Reuel
Schiller
The Honorable Roger J. Traynor Chair and Professor of Law
- Office 316-200
- Email Address schiller@uchastings.edu
- Telephone (415) 565-4879
Biography
Professor Reuel Schiller’s teaching and scholarship focuses on American legal history, administrative law, and labor and employment law. He has written extensively about the legal history of the American administrative state, and the historical development of labor law and employment discrimination law. His most recent book, Forging Rivals: Race, Class, Law, and the Collapse of Postwar Liberalism (Cambridge University Press, 2015), won the American Society for Legal History’s John Phillip Reid Award and was an Honorable Mention for the Law and Society Association’s J. Willard Hurst Award. Schiller has also received the American Bar Association, Administrative Law Section’s scholarship award and the Rutter Award for Teaching Excellence.

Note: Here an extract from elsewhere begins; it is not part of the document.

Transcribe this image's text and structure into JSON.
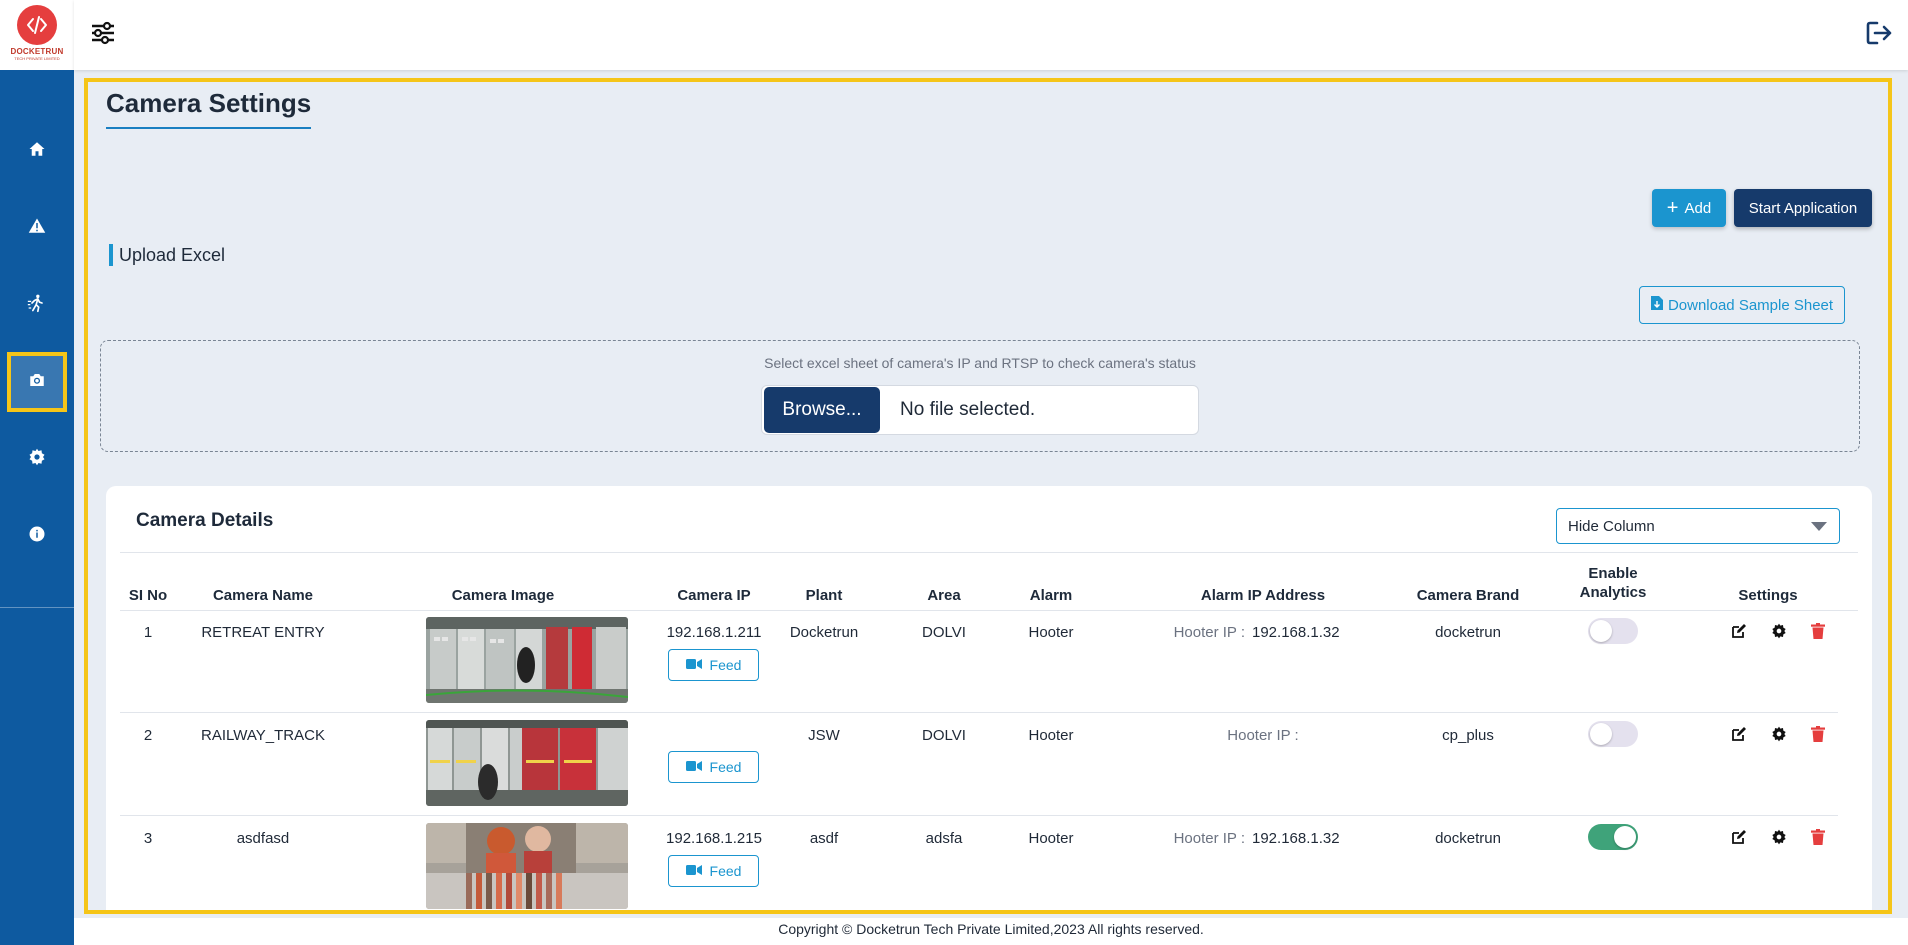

In addition to his teaching and scholarship, Professor Schiller is a co-editor of Cambridge University Press’s Studies in Legal History book series, and the convener of the American Society for Legal History’s Johnson Fellowship for first book authors. He is also serves on the editorial board of the Law and History Review.
Professor Schiller studied history as an undergraduate at Yale College. He obtained his law degree and history Ph.D. from the University of Virginia. After college he worked for the City of New York on immigration, criminal justice, education, and civil rights policy. After graduating from law school, he clerked for Judge J. Frederick Motz of the United States District Court for the District of Maryland. Following his clerkship, he was a Samuel I. Golieb Fellow in Legal History at New York University School of Law and a Louis Prashker Teaching Fellow at St. John’s University School of Law.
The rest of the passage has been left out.